Nietzsche grunted at this last retort of Newton’s – he was just as intelligent albeit of a different route. “It is not my belief that Math is anymore intelligent than words that they may explain a notion or idea. Anyway, it is impossible to prove every number – how do you know if you are wrong?”
“Well that is why we use algebra, replacing numbers with letters,” Newton answers, his voice incredulous.
“So, you prefer a linguistic approach to Mathematical procedures,” Nietzsche answers jubilantly, showing his lacking abilities therein.
“It is still Math, in one of its most perfect forms,” Newton explains, as though speaking to a child of very little understanding. He holds his knife in hand, gripping it in a moment of aggression. “It is only clear by what you say, that you are no Mathematician.”
“Nor have I ever pretended to be!” Nietzsche shouts across the table, the wine getting to him, and the conversation affecting his humor. “It is obvious to me that without the Math, your theory of gravity would not stand on its own merit. As I have said, there is no logic to your idea once you take out the mathematical equation. It can be disproved easily on so many counts of logic. The problem of something like a table acting beneath the object. The ability of a plane to defy the gravitational pull. If gravity does exist, it must be very weak indeed. Why do not you try to disprove gravity instead? It would be infinitely more interesting.”

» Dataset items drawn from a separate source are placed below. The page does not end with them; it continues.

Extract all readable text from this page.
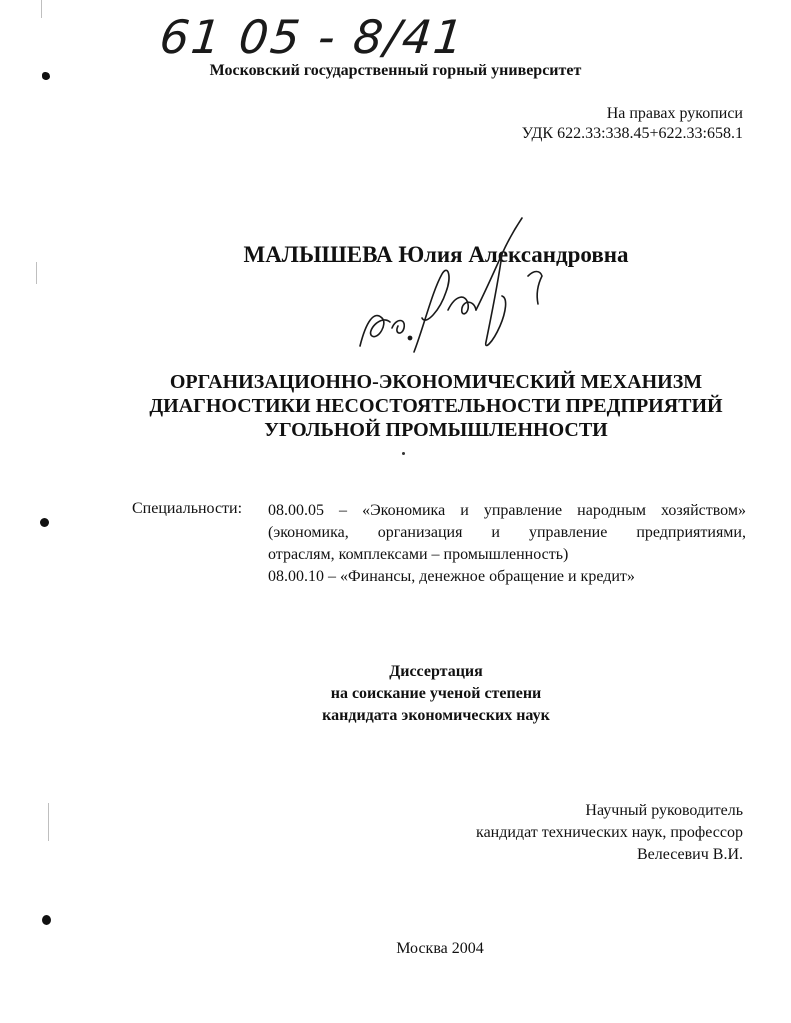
61 05 - 8/41
Московский государственный горный университет
На правах рукописи
УДК 622.33:338.45+622.33:658.1
МАЛЫШЕВА Юлия Александровна
ОРГАНИЗАЦИОННО-ЭКОНОМИЧЕСКИЙ МЕХАНИЗМ
ДИАГНОСТИКИ НЕСОСТОЯТЕЛЬНОСТИ ПРЕДПРИЯТИЙ
УГОЛЬНОЙ ПРОМЫШЛЕННОСТИ
Специальности: 08.00.05 – «Экономика и управление народным хозяйством»
(экономика, организация и управление предприятиями,
отраслям, комплексами – промышленность)
08.00.10 – «Финансы, денежное обращение и кредит»
Диссертация
на соискание ученой степени
кандидата экономических наук
Научный руководитель
кандидат технических наук, профессор
Велесевич В.И.
Москва 2004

“More interesting! That is why Philosophers are not Mathematicians! The wool is too thick,” Newton laughed.
Shakespeare merely listened on the side lines, picking at his teeth with an overgrown finger nail. He mentally composes the scene in iambic pentameter by which to create a comedy, his greatest yet. As the conversation progresses, his comedy turns to tragedy.
I eat and listen also, too shy to contribute to any discussion but listening to everyone and happy to be there.